Try every possible combination of choices. With n items each having two states (include/exclude), the search space is 2ⁿ. Evaluating each combination takes O(n), giving O(n × 2ⁿ). The recursion stack or subset storage uses O(n) space.
Greedy algorithms typically sort the input (O(n log n)) then make a single pass (O(n)). The sort dominates. If the input is already sorted or the greedy choice can be computed without sorting, time drops to O(n).

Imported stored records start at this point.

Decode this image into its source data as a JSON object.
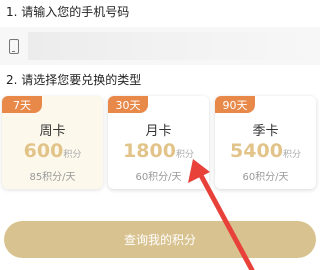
{
  "step1": {
    "label": "1. 请输入您的手机号码"
  },
  "phone": {
    "value": "",
    "placeholder": ""
  },
  "step2": {
    "label": "2. 请选择您要兑换的类型"
  },
  "cards": [
    {
      "tag": "7天",
      "name": "周卡",
      "points": "600",
      "unit": "积分",
      "rate": "85积分/天",
      "selected": true
    },
    {
      "tag": "30天",
      "name": "月卡",
      "points": "1800",
      "unit": "积分",
      "rate": "60积分/天",
      "selected": false
    },
    {
      "tag": "90天",
      "name": "季卡",
      "points": "5400",
      "unit": "积分",
      "rate": "60积分/天",
      "selected": false
    }
  ],
  "query_button": {
    "label": "查询我的积分"
  },
  "colors": {
    "tag_bg": "#e8894a",
    "points": "#e2c48a",
    "button_bg": "#d8c28f",
    "annotation_arrow": "#e8413a"
  },
  "icons": {
    "phone": "phone-icon",
    "annotation": "red-arrow-icon"
  }
}
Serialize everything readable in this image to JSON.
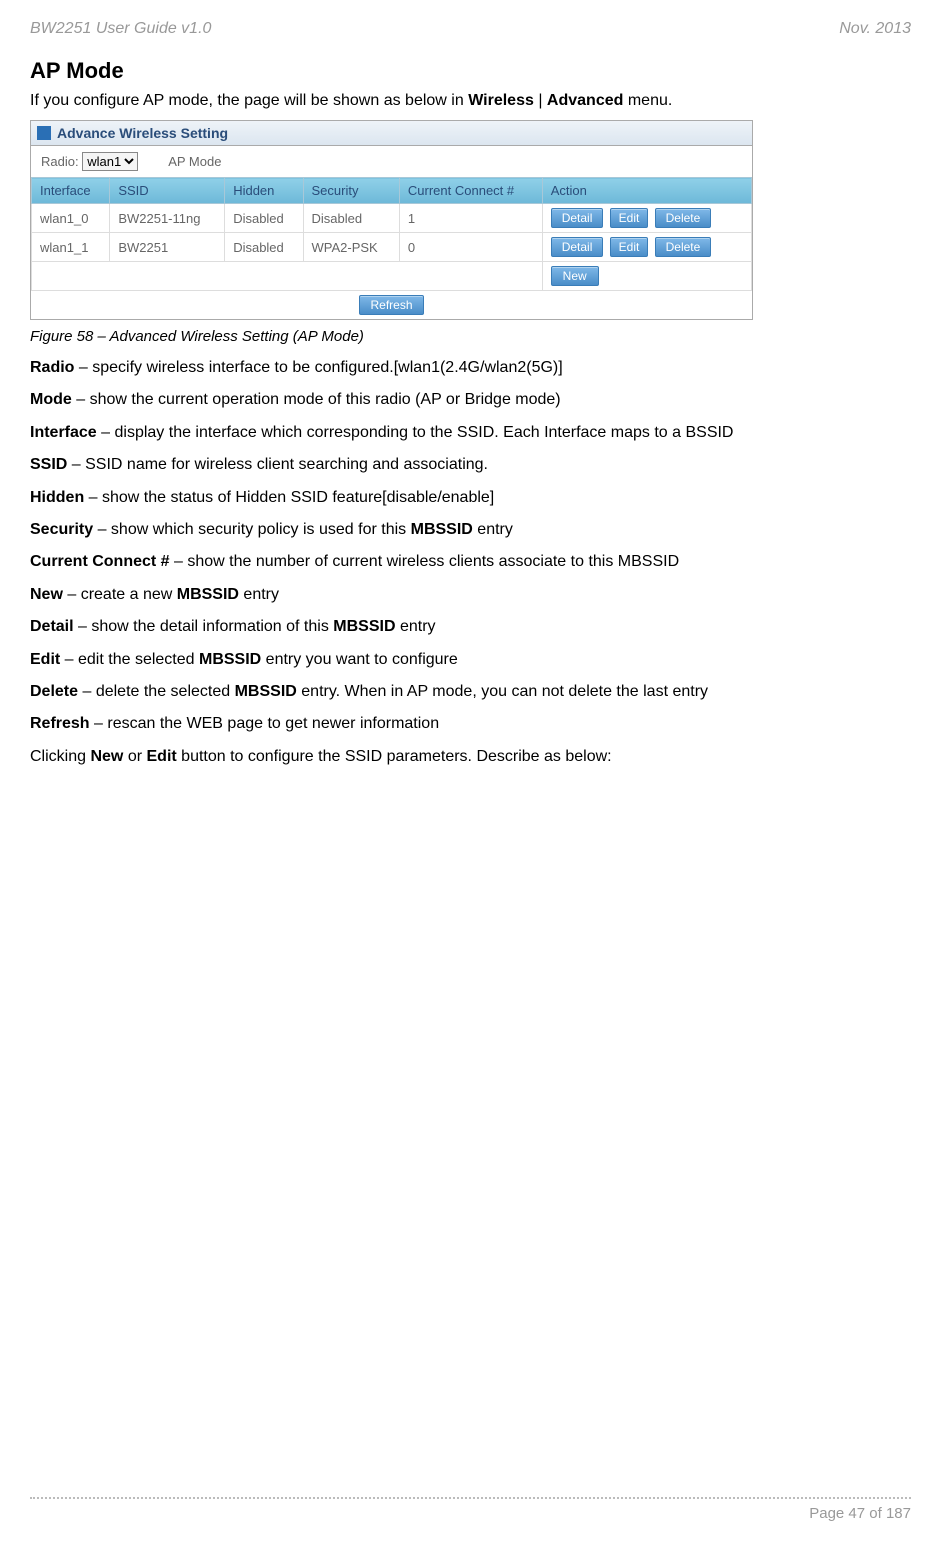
{
  "header": {
    "left": "BW2251 User Guide v1.0",
    "right": "Nov.  2013"
  },
  "section_title": "AP Mode",
  "intro": {
    "prefix": "If you configure AP mode, the page will be shown as below in ",
    "bold1": "Wireless",
    "sep": " | ",
    "bold2": "Advanced",
    "suffix": " menu."
  },
  "app": {
    "title": "Advance Wireless Setting",
    "radio_label": "Radio:",
    "radio_options": [
      "wlan1"
    ],
    "radio_selected": "wlan1",
    "mode_label": "AP Mode",
    "columns": [
      "Interface",
      "SSID",
      "Hidden",
      "Security",
      "Current Connect #",
      "Action"
    ],
    "rows": [
      {
        "interface": "wlan1_0",
        "ssid": "BW2251-11ng",
        "hidden": "Disabled",
        "security": "Disabled",
        "connect": "1"
      },
      {
        "interface": "wlan1_1",
        "ssid": "BW2251",
        "hidden": "Disabled",
        "security": "WPA2-PSK",
        "connect": "0"
      }
    ],
    "buttons": {
      "detail": "Detail",
      "edit": "Edit",
      "delete": "Delete",
      "new": "New",
      "refresh": "Refresh"
    }
  },
  "figure_caption": "Figure 58 – Advanced Wireless Setting (AP Mode)",
  "definitions": [
    {
      "term": "Radio",
      "desc": " – specify wireless interface to be configured.[wlan1(2.4G/wlan2(5G)]"
    },
    {
      "term": "Mode",
      "desc": " – show the current operation mode of this radio (AP or Bridge mode)"
    },
    {
      "term": "Interface",
      "desc": " – display the interface which corresponding to the SSID. Each Interface maps to a BSSID"
    },
    {
      "term": "SSID",
      "desc": " – SSID name for wireless client searching and associating."
    },
    {
      "term": "Hidden",
      "desc": " – show the status of Hidden SSID feature[disable/enable]"
    },
    {
      "term": "Security",
      "desc_prefix": " – show which security policy is used for this ",
      "bold": "MBSSID",
      "desc_suffix": " entry"
    },
    {
      "term": "Current Connect #",
      "desc": " – show the number of current wireless clients associate to  this MBSSID"
    },
    {
      "term": "New",
      "desc_prefix": " – create a new ",
      "bold": "MBSSID",
      "desc_suffix": " entry"
    },
    {
      "term": "Detail",
      "desc_prefix": " – show the detail information of this ",
      "bold": "MBSSID",
      "desc_suffix": " entry"
    },
    {
      "term": "Edit",
      "desc_prefix": " – edit the selected ",
      "bold": "MBSSID",
      "desc_suffix": " entry you want to configure"
    },
    {
      "term": "Delete",
      "desc_prefix": " – delete the selected ",
      "bold": "MBSSID",
      "desc_suffix": " entry. When in AP mode, you can not delete the last entry"
    },
    {
      "term": "Refresh",
      "desc": " – rescan the WEB page to get newer information"
    }
  ],
  "closing_line": {
    "prefix": "Clicking ",
    "bold1": "New",
    "mid": " or ",
    "bold2": "Edit",
    "suffix": " button to configure the SSID parameters. Describe as below:"
  },
  "footer": {
    "page": "Page 47 of 187"
  }
}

Proving greedy correctness (exchange argument) is harder than the implementation.
Review these before coding to avoid predictable interview regressions.
Wrong move: Loop endpoints miss first/last candidate.
Usually fails on: Fails on minimal arrays and exact-boundary answers.
Fix: Re-derive loops from inclusive/exclusive ranges before coding.
Wrong move: Locally optimal choices may fail globally.
Usually fails on: Counterexamples appear on crafted input orderings.
Fix: Verify with exchange argument or monotonic objective before committing.